Notify Logstash when new data is entered in mysql databse without using parameter schedule


(Ankit Khandelwal) #1

I am working on Elastic Stack with Mysql. everything is working fine like logstash taking data from mysql database and sending it to elasticsearch and when new entries entered in mysql data then to update elasticsearch automatically i am using parameter: Schedule but in this case logstash is checking continuously for new data from it's terminal that is my main concern.

input {

  jdbc { 
    jdbc_connection_string => "jdbc:mysql://localhost:3306/testdb"
    # The user we wish to execute our statement as
    jdbc_user => "root"
    jdbc_password => ""
    # The path to our downloaded jdbc driver
    jdbc_driver_library => "/home/Downloads/mysql-connector-java-5.1.38.jar"
    jdbc_driver_class => "com.mysql.jdbc.Driver"
    #run logstash at an interval of on minute
    schedule => "*/15 * * * *"
    use_column_value => true
    tracking_column => 'EVENT_TIME_OCCURRENCE_FIELD'
    # our query
    statement => "SELECT * FROM xyz"
    }
    
  }
output {
  stdout { codec => json_lines }
  elasticsearch {
  "hosts" => "localhost:9200"
  "index" => "test-migrate"
  "document_type" => "data"
  "document_id"   => "%{personid}"
  }
}

But if data is large Logstash will check for new entries in entire data without any stopping point then this will reduce scalability and consume more power.

Is there any other method or any webhook like when new data is entered into database then mysql will notify Logstash only for new data or Logstash will check for only new entries, Please help


(David Pilato) #2

Then it's more a MySQL question IMO as this would happen on MySQL side before elastic stack is called.

Note that here you are running:

statement => "SELECT * FROM xyz"

There is no WHERE clause. If in your table you have something like a timestamp, you can then just ask for the newest changes since the last run.

But I prefer to modify the application layer. I shared some thoughts at http://david.pilato.fr/blog/2015/05/09/advanced-search-for-your-legacy-application/. May be that could help.


(Ankit Khandelwal) #3

thanks for your response, i am using where clause in my query as below ,

statement => "SELECT * FROM brainplay WHERE EVENT_TIME_OCCURRENCE_FIELD > :sql_last_value"

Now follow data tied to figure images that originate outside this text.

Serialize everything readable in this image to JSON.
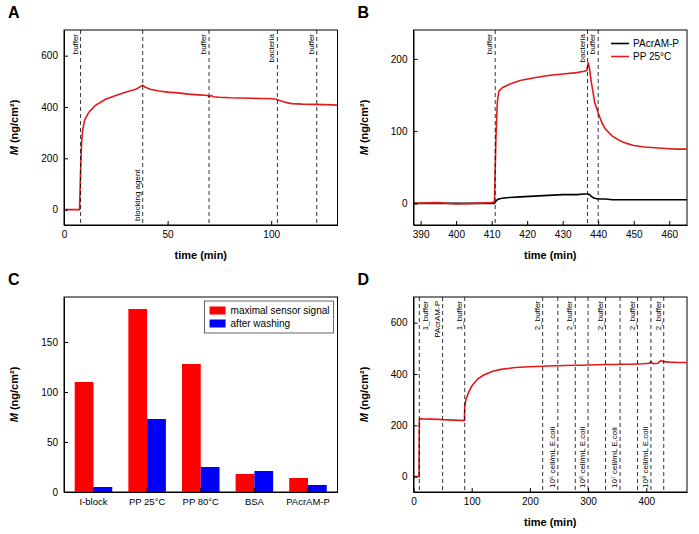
{
  "chart_data": [
    {
      "type": "line",
      "title": "A",
      "x_label": "time (min)",
      "y_label": "M (ng/cm²)",
      "x": [
        0,
        7.5,
        8,
        8.5,
        9,
        10,
        12,
        15,
        20,
        25,
        30,
        35,
        38,
        39,
        42,
        46,
        50,
        55,
        60,
        65,
        69.5,
        70,
        71,
        72,
        75,
        80,
        85,
        90,
        95,
        100,
        102.5,
        103,
        104,
        106,
        108,
        110,
        115,
        120,
        125,
        130,
        132
      ],
      "values": [
        0,
        0,
        150,
        260,
        310,
        350,
        380,
        405,
        430,
        445,
        458,
        470,
        485,
        478,
        468,
        462,
        458,
        455,
        450,
        447,
        445,
        438,
        445,
        440,
        438,
        436,
        435,
        434,
        433,
        432,
        430,
        428,
        425,
        420,
        416,
        413,
        411,
        410,
        409,
        408,
        407
      ],
      "color": "#e31a1c",
      "xlim": [
        0,
        132
      ],
      "xticks": [
        0,
        50,
        100
      ],
      "ylim": [
        -60,
        700
      ],
      "yticks": [
        0,
        200,
        400,
        600
      ],
      "annotations": [
        {
          "x": 8,
          "label": "buffer"
        },
        {
          "x": 38,
          "label": "blocking agent"
        },
        {
          "x": 70,
          "label": "buffer"
        },
        {
          "x": 103,
          "label": "bacteria"
        },
        {
          "x": 122,
          "label": "buffer"
        }
      ]
    },
    {
      "type": "line",
      "title": "B",
      "x_label": "time (min)",
      "y_label": "M (ng/cm²)",
      "x": [
        388,
        395,
        400,
        405,
        410,
        410.8,
        411.2,
        411.6,
        412,
        413,
        415,
        418,
        422,
        426,
        430,
        434,
        436,
        436.8,
        437.2,
        437.6,
        438,
        438.5,
        439,
        440,
        441,
        442,
        444,
        446,
        448,
        450,
        453,
        456,
        459,
        462,
        465
      ],
      "series": [
        {
          "name": "PAcrAM-P",
          "color": "#000000",
          "values": [
            0,
            0,
            0,
            0,
            0,
            0,
            3,
            5,
            6,
            7,
            8,
            9,
            10,
            11,
            12,
            12,
            13,
            13,
            13,
            12,
            10,
            8,
            7,
            6,
            6,
            6,
            5,
            5,
            5,
            5,
            5,
            5,
            5,
            5,
            5
          ]
        },
        {
          "name": "PP 25°C",
          "color": "#e31a1c",
          "values": [
            0,
            1,
            -1,
            0,
            1,
            2,
            90,
            140,
            155,
            160,
            165,
            170,
            174,
            177,
            179,
            181,
            183,
            184,
            195,
            185,
            170,
            155,
            140,
            125,
            112,
            103,
            93,
            87,
            83,
            80,
            78,
            77,
            76,
            75,
            75
          ]
        }
      ],
      "legend": "upper right",
      "xlim": [
        388,
        465
      ],
      "xticks": [
        390,
        400,
        410,
        420,
        430,
        440,
        450,
        460
      ],
      "ylim": [
        -30,
        240
      ],
      "yticks": [
        0,
        100,
        200
      ],
      "annotations": [
        {
          "x": 411,
          "label": "buffer"
        },
        {
          "x": 437,
          "label": "bacteria"
        },
        {
          "x": 440,
          "label": "buffer"
        }
      ]
    },
    {
      "type": "bar",
      "title": "C",
      "y_label": "M (ng/cm²)",
      "categories": [
        "I-block",
        "PP 25°C",
        "PP 80°C",
        "BSA",
        "PAcrAM-P"
      ],
      "series": [
        {
          "name": "maximal sensor signal",
          "color": "#ff0000",
          "values": [
            110,
            183,
            128,
            18,
            14
          ]
        },
        {
          "name": "after washing",
          "color": "#0000ff",
          "values": [
            5,
            73,
            25,
            21,
            7
          ]
        }
      ],
      "legend": "upper right",
      "ylim": [
        0,
        195
      ],
      "yticks": [
        0,
        50,
        100,
        150
      ]
    },
    {
      "type": "line",
      "title": "D",
      "x_label": "time (min)",
      "y_label": "M (ng/cm²)",
      "x": [
        0,
        9.5,
        10,
        11,
        15,
        30,
        45,
        50,
        60,
        70,
        80,
        87.5,
        88,
        90,
        95,
        100,
        110,
        120,
        135,
        150,
        175,
        200,
        222,
        230,
        248,
        260,
        278,
        290,
        300,
        315,
        330,
        345,
        355,
        370,
        385,
        395,
        405,
        408,
        412,
        420,
        425,
        430,
        440,
        455,
        470
      ],
      "values": [
        0,
        0,
        220,
        226,
        225,
        224,
        223,
        222,
        221,
        220,
        219,
        218,
        270,
        300,
        330,
        352,
        380,
        395,
        410,
        418,
        425,
        428,
        430,
        431,
        432,
        433,
        434,
        434,
        435,
        436,
        437,
        437,
        438,
        438,
        439,
        440,
        442,
        447,
        440,
        442,
        452,
        448,
        446,
        445,
        445
      ],
      "color": "#e31a1c",
      "xlim": [
        0,
        470
      ],
      "xticks": [
        0,
        100,
        200,
        300,
        400
      ],
      "ylim": [
        -60,
        700
      ],
      "yticks": [
        0,
        200,
        400,
        600
      ],
      "annotations": [
        {
          "x": 10,
          "label": "1_buffer"
        },
        {
          "x": 50,
          "label": "PAcrAM-P"
        },
        {
          "x": 88,
          "label": "1_buffer"
        },
        {
          "x": 222,
          "label": "2_buffer"
        },
        {
          "x": 248,
          "label": "10⁵ cell/mL E.coli"
        },
        {
          "x": 278,
          "label": "2_buffer"
        },
        {
          "x": 300,
          "label": "10⁶ cell/mL E.coli"
        },
        {
          "x": 330,
          "label": "2_buffer"
        },
        {
          "x": 355,
          "label": "10⁷ cell/mL E.coli"
        },
        {
          "x": 385,
          "label": "2_buffer"
        },
        {
          "x": 408,
          "label": "10⁸ cell/mL E.coli"
        },
        {
          "x": 430,
          "label": "2_buffer"
        }
      ]
    }
  ]
}
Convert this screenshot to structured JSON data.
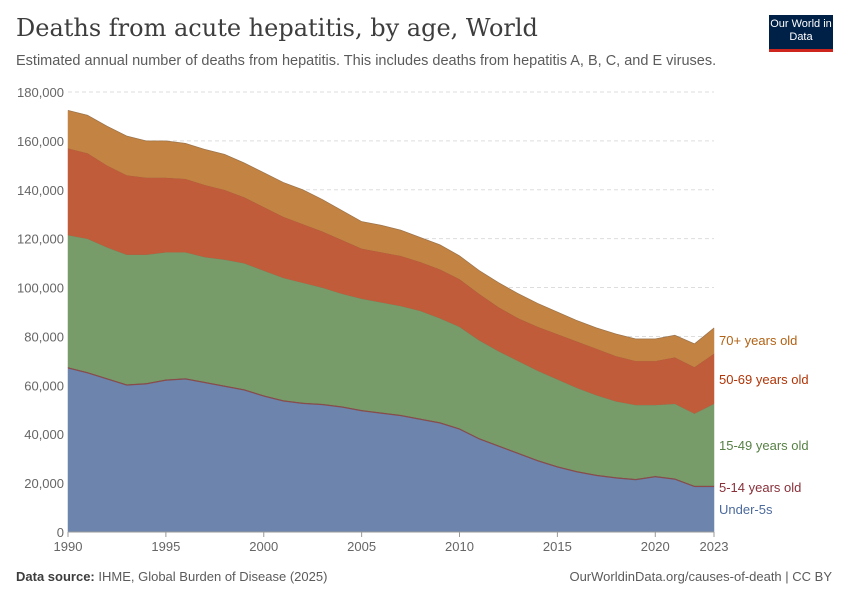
{
  "header": {
    "title": "Deaths from acute hepatitis, by age, World",
    "subtitle": "Estimated annual number of deaths from hepatitis. This includes deaths from hepatitis A, B, C, and E viruses.",
    "logo": "Our World in Data"
  },
  "footer": {
    "source_label": "Data source:",
    "source": "IHME, Global Burden of Disease (2025)",
    "credit": "OurWorldinData.org/causes-of-death | CC BY"
  },
  "chart_data": {
    "type": "area",
    "stacked": true,
    "title": "Deaths from acute hepatitis, by age, World",
    "xlim": [
      1990,
      2023
    ],
    "ylim": [
      0,
      180000
    ],
    "grid": "horizontal dashed",
    "legend": "right, inline labels",
    "x": [
      1990,
      1991,
      1992,
      1993,
      1994,
      1995,
      1996,
      1997,
      1998,
      1999,
      2000,
      2001,
      2002,
      2003,
      2004,
      2005,
      2006,
      2007,
      2008,
      2009,
      2010,
      2011,
      2012,
      2013,
      2014,
      2015,
      2016,
      2017,
      2018,
      2019,
      2020,
      2021,
      2022,
      2023
    ],
    "x_ticks": [
      "1990",
      "1995",
      "2000",
      "2005",
      "2010",
      "2015",
      "2020",
      "2023"
    ],
    "y_ticks": [
      "0",
      "20,000",
      "40,000",
      "60,000",
      "80,000",
      "100,000",
      "120,000",
      "140,000",
      "160,000",
      "180,000"
    ],
    "series": [
      {
        "name": "Under-5s",
        "color": "#6d85ad",
        "label_color": "#4c6a9c",
        "values": [
          67000,
          65000,
          62500,
          60000,
          60500,
          62000,
          62500,
          61000,
          59500,
          58000,
          55500,
          53500,
          52500,
          52000,
          51000,
          49500,
          48500,
          47500,
          46000,
          44500,
          42000,
          38000,
          35000,
          32000,
          29000,
          26500,
          24500,
          23000,
          22000,
          21300,
          22500,
          21500,
          18500,
          18500
        ]
      },
      {
        "name": "5-14 years old",
        "color": "#8c4a4a",
        "label_color": "#883039",
        "values": [
          500,
          500,
          500,
          500,
          500,
          500,
          500,
          500,
          500,
          500,
          500,
          500,
          500,
          500,
          500,
          500,
          500,
          500,
          500,
          500,
          500,
          500,
          500,
          500,
          500,
          500,
          500,
          500,
          500,
          500,
          500,
          500,
          500,
          500
        ]
      },
      {
        "name": "15-49 years old",
        "color": "#789b6a",
        "label_color": "#578145",
        "values": [
          54000,
          54500,
          53500,
          53000,
          52500,
          52000,
          51500,
          51000,
          51500,
          51500,
          51000,
          50000,
          49000,
          47500,
          46000,
          45500,
          45000,
          44500,
          44000,
          42500,
          41500,
          40000,
          38500,
          37500,
          36500,
          35500,
          34000,
          32500,
          31000,
          30200,
          29000,
          30500,
          29500,
          33500
        ]
      },
      {
        "name": "50-69 years old",
        "color": "#c05c39",
        "label_color": "#b13507",
        "values": [
          35500,
          35000,
          33500,
          32500,
          31500,
          30500,
          30000,
          29500,
          28500,
          27000,
          26000,
          25000,
          24000,
          23000,
          22000,
          20500,
          20500,
          20500,
          20000,
          20000,
          19500,
          19000,
          18000,
          17500,
          18000,
          18500,
          19000,
          19000,
          18500,
          18000,
          18000,
          19000,
          19000,
          20500
        ]
      },
      {
        "name": "70+ years old",
        "color": "#c38342",
        "label_color": "#b16214",
        "values": [
          15500,
          15500,
          16000,
          16000,
          15000,
          15000,
          14500,
          14500,
          14500,
          14000,
          14000,
          14000,
          14000,
          13000,
          12000,
          11000,
          11000,
          10500,
          10000,
          10000,
          9500,
          9500,
          10000,
          10000,
          9500,
          9000,
          8500,
          8500,
          9000,
          9000,
          9000,
          9000,
          9500,
          10500
        ]
      }
    ]
  }
}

but this is doing same, did you get my point?


(David Pilato) #4

So you mean that ALL records are fetched again? Instead of only the ones which changed?


(Ankit Khandelwal) #5

actually logstash is fetching data continuously and every moment it is showing all inserted data on terminal that is very costly, i am looking for that it'll fetch only new entries and update it to elasticsearch


(David Pilato) #6

Then something is wrong in your logstash configuration. Check it.

I'm not sure that this is needed:

    use_column_value => true
    tracking_column => 'EVENT_TIME_OCCURRENCE_FIELD'

BTW printing everything in the console is also something you should only use for debugging purpose as it's slowing down everything as well.


(system) #7

This topic was automatically closed 28 days after the last reply. New replies are no longer allowed.